The campus at Northumbria is fairly easy to navigate, and a lot of the staff are friendly and welcoming. However, I currently studying the Legal Practice LLM and the teaching is not what I thought it would be. In a few subjects, the teaching has been very good, but in a couple of others it has been difficult to gauge our level of knowledge. In criminal litigation, tne teacher didn't teach a workshop one week, warning us in advance that he wouldn't be there and telling us to do the tasks on our own. Our group emailed him work, as did other students, but we were given no feedback on this so didn't know whether our answers were good. This is unacceptable on a professional course. We also had mock exams in all subjects. In every subject, the exams were available to sit in our own time apart from criminal litigation, which was made available late (while we had other real exams to sit that were a priority). There was then a technical difficulty with the exam and again it was even later that we had access to it. The marking of the exam and mock interviewing in criminal litigation took far too long, and gave us no chance to address our feedback and chat to lecturers.

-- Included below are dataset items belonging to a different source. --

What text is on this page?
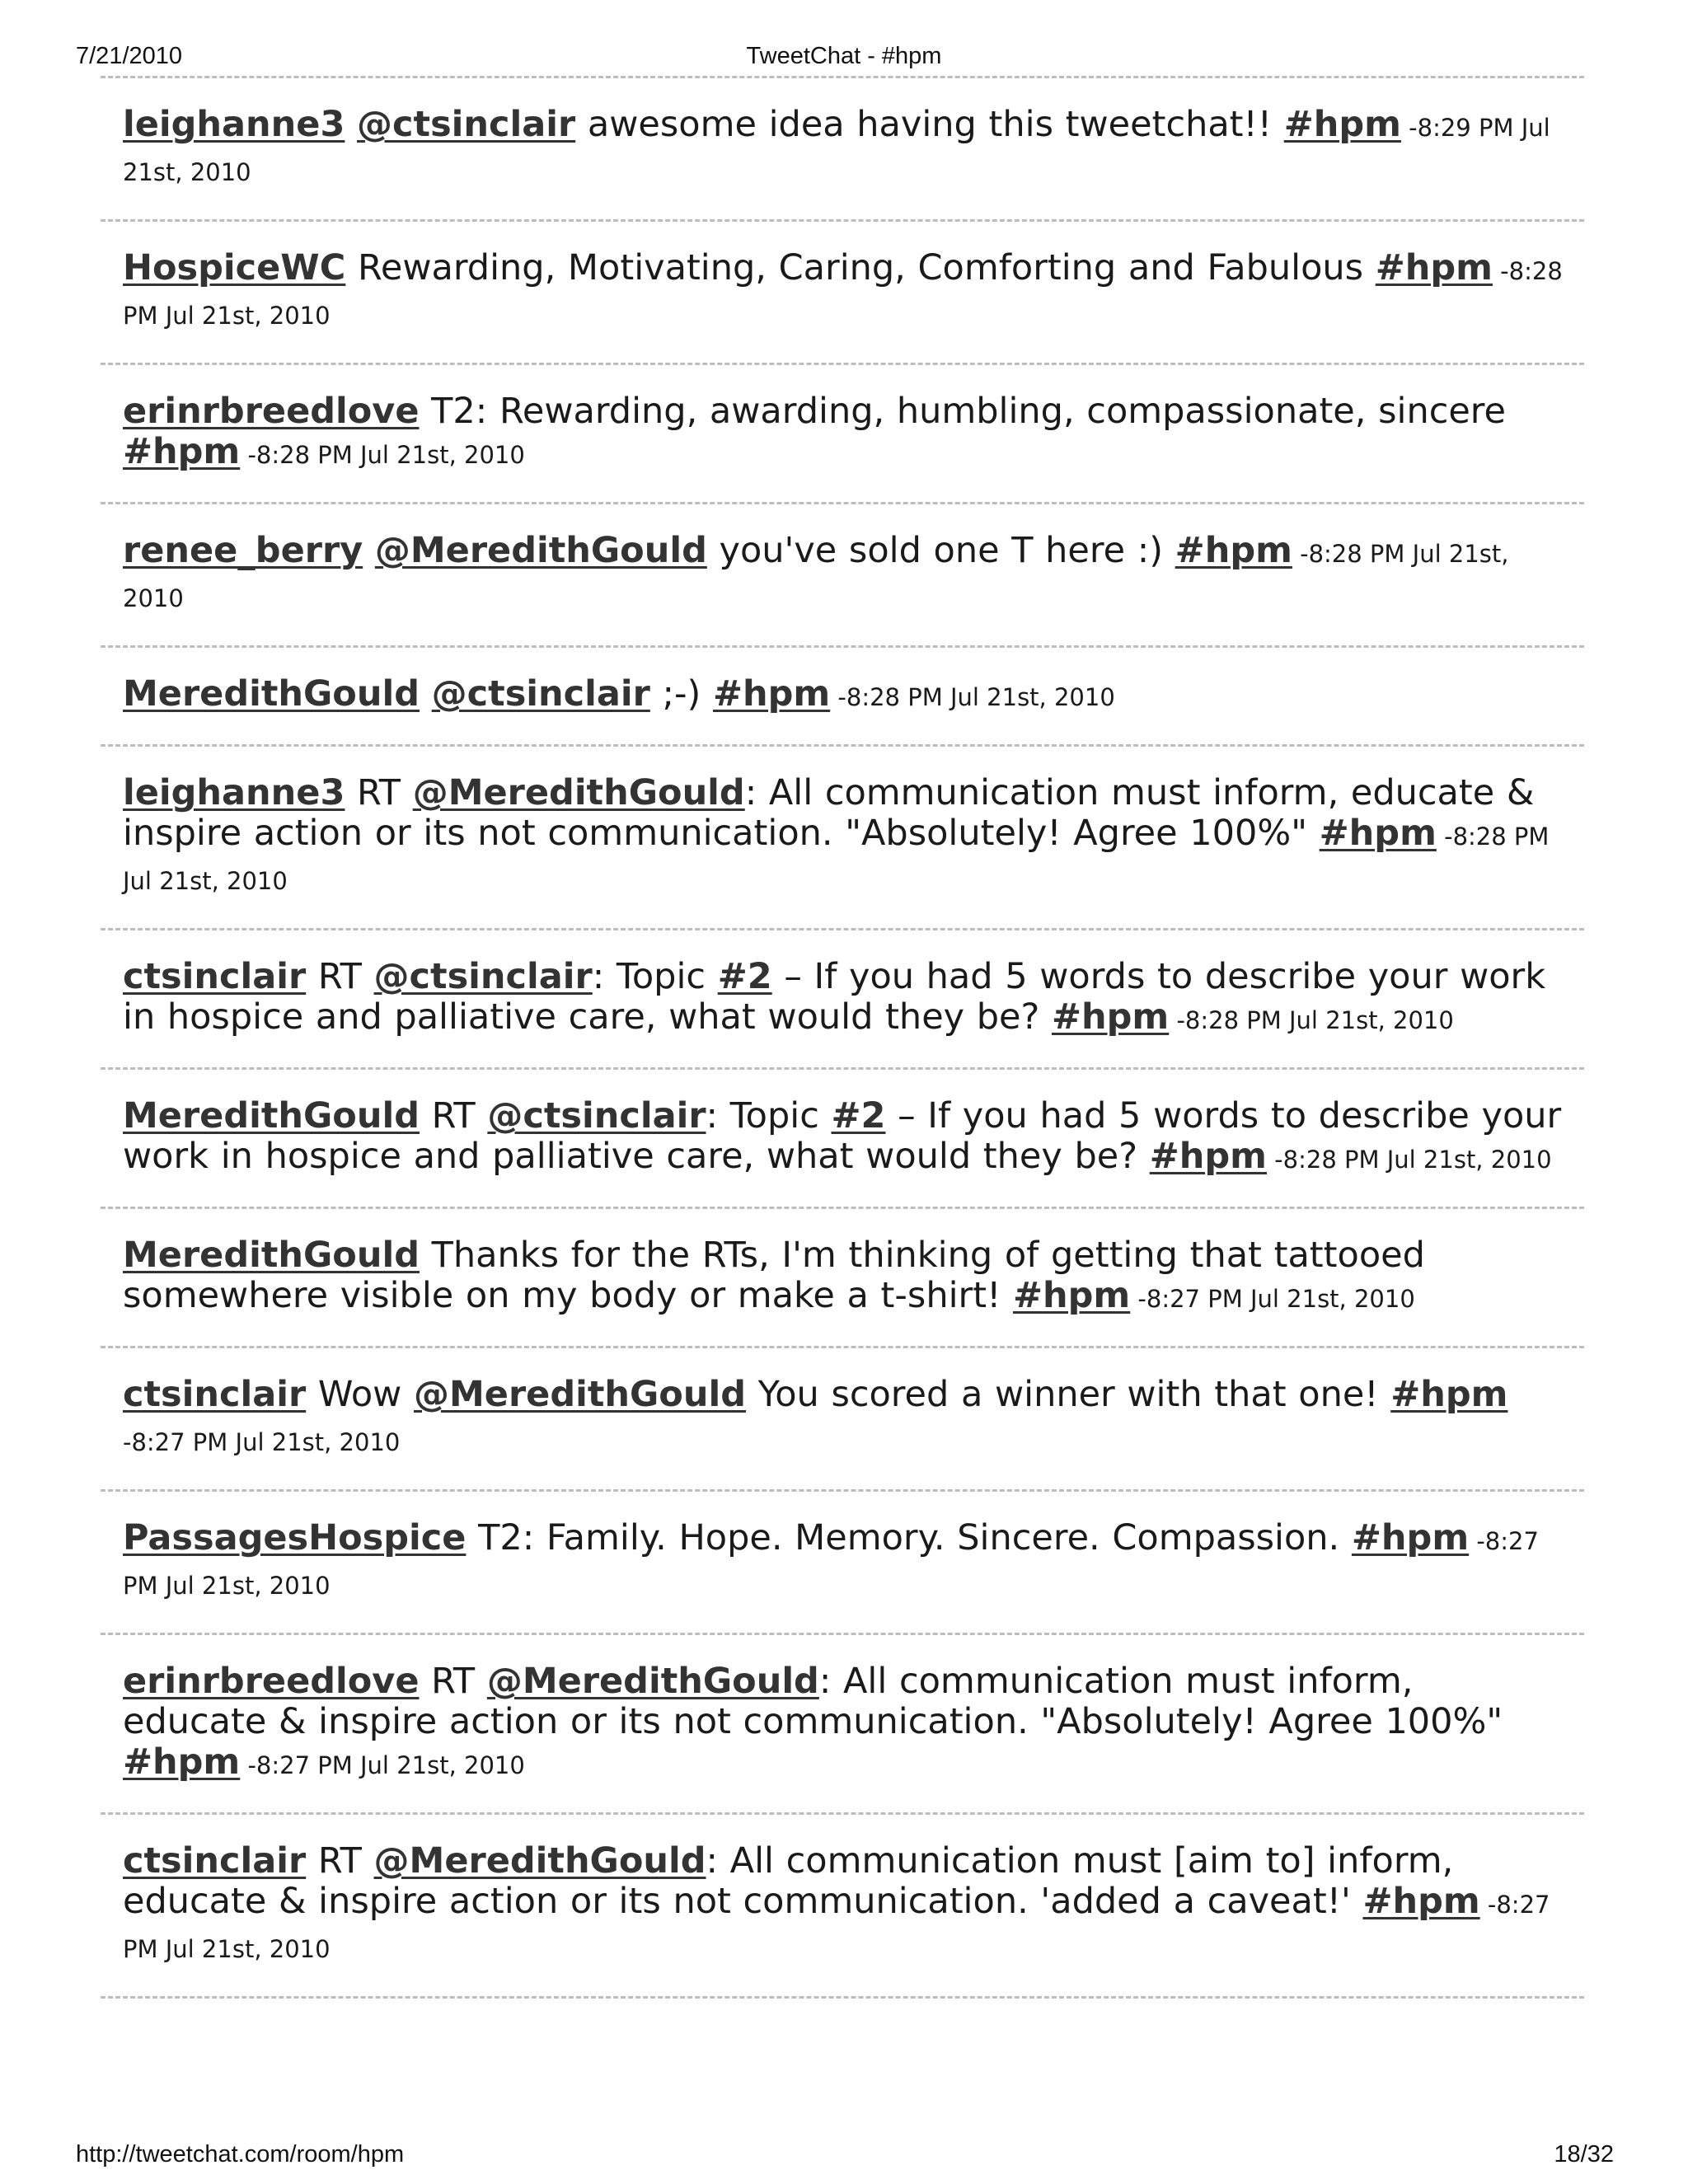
TweetChat - #hpm
7/21/2010
leighanne3 @ctsinclair awesome idea having this tweetchat!! #hpm -8:29 PM Jul 21st, 2010
HospiceWC Rewarding, Motivating, Caring, Comforting and Fabulous #hpm -8:28 PM Jul 21st, 2010
erinrbreedlove T2: Rewarding, awarding, humbling, compassionate, sincere #hpm -8:28 PM Jul 21st, 2010
renee_berry @MeredithGould you've sold one T here :) #hpm -8:28 PM Jul 21st, 2010
MeredithGould @ctsinclair ;-) #hpm -8:28 PM Jul 21st, 2010
leighanne3 RT @MeredithGould: All communication must inform, educate & inspire action or its not communication. "Absolutely! Agree 100%" #hpm -8:28 PM Jul 21st, 2010
ctsinclair RT @ctsinclair: Topic #2 – If you had 5 words to describe your work in hospice and palliative care, what would they be? #hpm -8:28 PM Jul 21st, 2010
MeredithGould RT @ctsinclair: Topic #2 – If you had 5 words to describe your work in hospice and palliative care, what would they be? #hpm -8:28 PM Jul 21st, 2010
MeredithGould Thanks for the RTs, I'm thinking of getting that tattooed somewhere visible on my body or make a t-shirt! #hpm -8:27 PM Jul 21st, 2010
ctsinclair Wow @MeredithGould You scored a winner with that one! #hpm -8:27 PM Jul 21st, 2010
PassagesHospice T2: Family. Hope. Memory. Sincere. Compassion. #hpm -8:27 PM Jul 21st, 2010
erinrbreedlove RT @MeredithGould: All communication must inform, educate & inspire action or its not communication. "Absolutely! Agree 100%" #hpm -8:27 PM Jul 21st, 2010
ctsinclair RT @MeredithGould: All communication must [aim to] inform, educate & inspire action or its not communication. 'added a caveat!' #hpm -8:27 PM Jul 21st, 2010
http://tweetchat.com/room/hpm	18/32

For our mock interviewing, we were told the feedback would be available (2 weeks after other subject feedback had been made available) on the last day we were due to attend university. A lot of people were leaving the city. Instead, it was made available 2 days later, which meant there was no time to talk through why many of us had not passed the interviewing mock competently. I had to teach myself the whole module over Christmas, to the detriment of my other subjects. Furthermore, in my real interviewing exam, I sat in the room it was due to take place, and could hear the lecturer who had cancelled the workshop outside the room, talking to the actors who we would interview. He was telling them how boring it was to mark all the interviewing exams! This was just before I started the exam, and was highly unprofessional, especially for a lecturer who is also a criminal barrister. It was off-putting and other people may have been affected by that comment right before the exam. Through my own effort I passed all my exams, but if I had known how incompetent and unprofessional some of the teaching staff would be, I would certainly not have enrolled at Northumbria.